Nous voudrions soulever un dernier élément important. Une négociation comme celle-ci – où la présence et la participation active de la société civile, en particulier des groupes représentant les personnes affectées par les violations, ainsi que les mouvements sociaux, a toujours été l’un des piliers centraux de ce processus – doit tenir compte des circonstances liées à la pandémie de Covid-19. Il existe de nombreux obstacles à la garantie d’une participation satisfaisante aux négociations, notamment les crises actuelles qui touchent de nombreux pays, en particulier dans le Sud, l’impossibilité ou le risque associé au fait de voyager et d’être présent lors des négociations. La pandémie pose également de sérieux défis en ce qui concerne le soutien à la mobilisation des communautés et personnes affectées afin de leur permettre de porter leurs revendications à la table des négociations. Il est clair que ces obstacles ne permettraient pas un engagement à la hauteur de l’importance des enjeux de ce traité.

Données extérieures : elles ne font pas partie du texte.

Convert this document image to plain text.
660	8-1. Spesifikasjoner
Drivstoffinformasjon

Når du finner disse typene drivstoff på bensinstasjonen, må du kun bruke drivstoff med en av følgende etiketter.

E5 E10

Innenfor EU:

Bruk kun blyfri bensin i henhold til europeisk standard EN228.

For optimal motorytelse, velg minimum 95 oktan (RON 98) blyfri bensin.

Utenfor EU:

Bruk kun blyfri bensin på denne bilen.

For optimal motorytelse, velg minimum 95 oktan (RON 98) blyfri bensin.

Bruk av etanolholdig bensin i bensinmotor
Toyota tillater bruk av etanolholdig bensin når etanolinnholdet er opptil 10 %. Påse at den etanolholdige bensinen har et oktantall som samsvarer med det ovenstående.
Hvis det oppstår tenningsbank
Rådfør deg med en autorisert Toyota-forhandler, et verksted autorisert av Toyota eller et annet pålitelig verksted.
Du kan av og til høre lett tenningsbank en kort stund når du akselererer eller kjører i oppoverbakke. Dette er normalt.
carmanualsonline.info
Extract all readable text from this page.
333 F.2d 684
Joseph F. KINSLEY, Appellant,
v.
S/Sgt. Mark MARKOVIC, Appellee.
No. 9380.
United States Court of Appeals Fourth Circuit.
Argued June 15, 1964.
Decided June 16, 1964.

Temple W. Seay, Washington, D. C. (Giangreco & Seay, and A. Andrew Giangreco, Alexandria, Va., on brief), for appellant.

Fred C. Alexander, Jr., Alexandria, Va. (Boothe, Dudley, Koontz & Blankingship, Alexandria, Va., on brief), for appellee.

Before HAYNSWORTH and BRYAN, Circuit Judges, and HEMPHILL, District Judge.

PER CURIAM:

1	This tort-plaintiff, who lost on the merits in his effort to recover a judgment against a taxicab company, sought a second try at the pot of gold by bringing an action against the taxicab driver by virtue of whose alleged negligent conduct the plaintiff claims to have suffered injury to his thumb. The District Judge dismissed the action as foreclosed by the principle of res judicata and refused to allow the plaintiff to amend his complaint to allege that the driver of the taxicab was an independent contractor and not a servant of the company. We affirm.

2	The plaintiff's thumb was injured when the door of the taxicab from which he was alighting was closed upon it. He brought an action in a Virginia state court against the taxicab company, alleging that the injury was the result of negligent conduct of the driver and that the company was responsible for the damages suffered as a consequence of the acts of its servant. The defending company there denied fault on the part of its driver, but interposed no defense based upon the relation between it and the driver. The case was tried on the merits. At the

En ce sens, nous considérons que les conditions adéquates ne sont pas réunies pour que la sixième session du groupe de travail se déroule comme une session de négociation, et qu’il convient plutôt d’explorer des alternatives, comme par exemple d’avoir des consultations sur le nouveau projet, qui doit répondre à des conditions claires pour assurer l’inclusion et la participation de la société civile. En effet, mener les négociations dans un contexte où leur participation est réduite risque sérieusement de compromettre la contribution essentielle des acteurs de la société civile, en particulier de ceux et celles qui sont affecté-e-s par les activités des STN. Tenter d’avancer dans ces conditions remettrait en cause la légitimité d’un processus qui a été très riche jusqu’à présent, précisément en raison de la participation active d’un large éventail d’acteurs, en particulier de la société civile et des populations affectées.